The Rogue, by Trudi Canavan

The Rogue: The Traitor Spy Trilogy: Book Two - Traitor Spy Trilogy 2This is a good, all-round fantasy. The second installment of Trudi Canavan’s Traitor Spy Trilogy, it lives up to all my expectations, following the threads on from where they left off at the end of The Ambassador’s Mission: Black Magician Sonea and her search through her home city in Kyralia for a rogue magician; Sonea’s son Lorkin, captured by the rebel ‘Traitors’ in the neighboring land of Sachaka; fellow magician Dannyl and his search for lost magical history, particularly the mystery behind Sachaka and Kyralia’s angst. And it introduces a new character, Lilia, a magical novice who is tricked into learning the forbidden ‘black’ magic by a conniving ‘friend’, and thus becomes embroiled in Sonea’s hunt.

I loved Trudi Canavan’s first books (The Black Magician Trilogy) and The Rogue has given me a craving to re-read this earlier work. The Rogue itself is well constructed and well paced. It is enjoyable, evenly pitched and, though not all-consuming, had me caught up in the story. There’s a good balance of little puzzles woven into the four different yet interlinked plot-lines, some of which get solved along the way, one or two left hanging for book three. As a whole, the story is very cleverly worked out because the reader isn’t left hanging, per se - it doesn’t finish on a major cliff-hanger, but there is enough left unresolved, or enough new ideas introduced toward the end, to make me want to keep reading the series.

My experience with Canavan is that the first book in her trilogies (see also The Age of Five Trilogy) tends to be a little slow to get going, as she sets up the political background, the characters, and their various threads.

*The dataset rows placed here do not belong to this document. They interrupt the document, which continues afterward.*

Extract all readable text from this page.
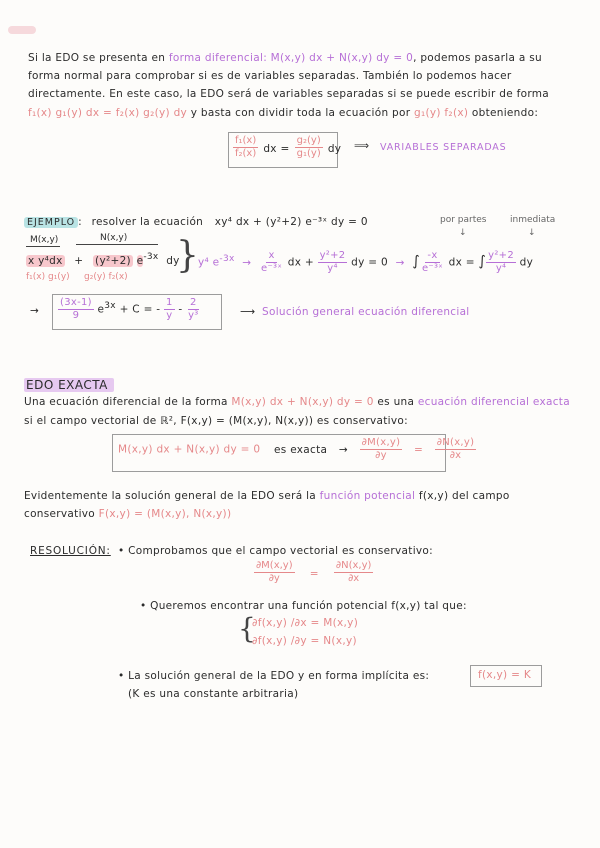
Si la EDO se presenta en forma diferencial: M(x,y) dx + N(x,y) dy = 0, podemos pasarla a su
forma normal para comprobar si es de variables separadas. También lo podemos hacer
directamente. En este caso, la EDO será de variables separadas si se puede escribir de forma
f₁(x) g₁(y) dx = f₂(x) g₂(y) dy y basta con dividir toda la ecuación por g₁(y) f₂(x) obteniendo:
$\frac{\text{f₁(x)}}{\text{f₂(x)}}$ dx = $\frac{\text{g₂(y)}}{\text{g₁(y)}}$ dy ⟹ VARIABLES SEPARADAS
EJEMPLO : resolver la ecuación xy⁴ dx + (y²+2) e⁻³ˣ dy = 0	por partes	inmediata
↓	↓
M(x,y)	N(x,y)
x y⁴dx + (y²+2) $e^{-3x}$ dy
f₁(x) g₁(y) g₂(y) f₂(x)
} y⁴ $e^{-3x} \to \frac{x}{\text{e⁻³ˣ}}$ dx + $\frac{\text{y²+2}}{\text{y⁴}}$ dy = 0 → ∫ $\frac{-x}{\text{e⁻³ˣ}}$ dx = ∫ $\frac{\text{y²+2}}{\text{y⁴}}$ dy
→ $\frac{(3x-1)}{9} e^{3x} + C$ = - $\frac{1}{y} - \frac{2}{\text{y³}}$	⟶ Solución general ecuación diferencial
EDO EXACTA
Una ecuación diferencial de la forma M(x,y) dx + N(x,y) dy = 0 es una ecuación diferencial exacta
si el campo vectorial de ℝ², F(x,y) = (M(x,y), N(x,y)) es conservativo:
M(x,y) dx + N(x,y) dy = 0 es exacta → $\frac{\partial M(x,y)}{\partial y} = \frac{\partial N(x,y)}{\partial x}$
Evidentemente la solución general de la EDO será la función potencial f(x,y) del campo
conservativo F(x,y) = (M(x,y), N(x,y))
RESOLUCIÓN: • Comprobamos que el campo vectorial es conservativo:
$\frac{\partial M(x,y)}{\partial y} = \frac{\partial N(x,y)}{\partial x}$
• Queremos encontrar una función potencial f(x,y) tal que:
{
∂f(x,y) /∂x = M(x,y)
∂f(x,y) /∂y = N(x,y)
• La solución general de la EDO y en forma implícita es:	f(x,y) = K
(K es una constante arbitraria)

Book two then takes the story up a notch, furthering the intrigue and character development, before book three where it all really kicks off - the action becomes more intense as all the little threads start to weave together and the denouement approaches. Furthermore, while there are a handful of themes running through the storylines - in the case of The Rogue, ideas of social structure and equality vs inequality stand out - her novels aren’t about ground-breaking theories. They are comfortable, easy. Unchallenging, but with plenty to keep the reader interested, the story moving, the tensions and the puzzles building. I know what I’m going to get with a Trudi Canavan book, and I like that. Roll on August, then, when The Traitor Queen is released.